What I realized was that, for me, transformation isn’t about leaving previous versions of myself behind. It’s about bringing them with me.

I don’t ever want to abandon who I once was just so I can become who I think I should be.

My sensitive six year old self taught me that books and animals are friends, too. Important ones. I’m grateful to her.

My wayward teen self taught me that confidence can look different on each of us and maybe I’d find my true self in written words rather than being accepted into the cool crowd. I’m grateful to her.

My uncertain twenty-something self taught me that it’s possible to take steps forward even when you have no clue what you’re walking towards. I’m grateful to her.

My rock bottom thirty-something self taught me that when you unravel all the way down to a single thread, you can find a way to stitch yourself together again. I’m grateful to her.

My still figuring it out forty-something self taught me that success didn’t mean emulating others and that I could find peace and ease in celebrating my introvert nature.

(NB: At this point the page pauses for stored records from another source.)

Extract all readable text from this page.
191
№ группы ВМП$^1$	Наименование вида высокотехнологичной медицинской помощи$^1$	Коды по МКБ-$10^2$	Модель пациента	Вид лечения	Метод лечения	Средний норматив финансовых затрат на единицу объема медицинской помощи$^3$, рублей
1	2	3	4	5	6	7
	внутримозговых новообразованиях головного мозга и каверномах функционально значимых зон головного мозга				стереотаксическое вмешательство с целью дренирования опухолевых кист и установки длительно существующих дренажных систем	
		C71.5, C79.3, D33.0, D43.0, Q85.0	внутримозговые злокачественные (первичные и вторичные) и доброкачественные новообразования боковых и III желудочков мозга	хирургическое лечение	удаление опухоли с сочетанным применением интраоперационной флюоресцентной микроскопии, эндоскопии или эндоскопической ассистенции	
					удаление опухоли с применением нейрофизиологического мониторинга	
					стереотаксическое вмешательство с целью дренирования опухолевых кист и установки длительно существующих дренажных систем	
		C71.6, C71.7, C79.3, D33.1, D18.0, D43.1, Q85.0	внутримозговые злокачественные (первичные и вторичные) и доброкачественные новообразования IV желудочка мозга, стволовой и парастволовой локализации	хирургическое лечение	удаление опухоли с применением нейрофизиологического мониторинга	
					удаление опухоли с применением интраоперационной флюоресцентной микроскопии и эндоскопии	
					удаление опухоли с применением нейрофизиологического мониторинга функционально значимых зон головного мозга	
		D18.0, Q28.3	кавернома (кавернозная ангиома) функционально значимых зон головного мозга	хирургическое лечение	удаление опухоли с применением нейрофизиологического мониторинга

I’m grateful to her.

At 50, it’s been a breakthrough for me to realize that the way I choose to move my body is as personal to me as any other part of my journey. I don’t have to conform to a rigid routine or compare myself to anyone else. What matters more is how anchored I feel and how centered I am.

It’s also true that when I move my body in a way that feels good for me, I cultivate a space where introspection and release can happen. This brings strength of a different kind: a stronger connection to myself. I’m tethered to something true. And, as an interesting side-effect of this approach, I find that I’m naturally gravitating towards building physical strength, too.

Moving my body goes beyond the physical realm; it profoundly influences my emotional and mental well-being as well. When I discover my rhythm in one area, it creates a ripple effect, bringing a sense of ease to other aspects of my life.

Am I finally embarking on my “totally together” era? Not a chance! And that in itself feels like a gorgeous and liberating knowing. A true coming home. A once forgotten remembrance that I’m already good enough. All my previous selves are celebrating.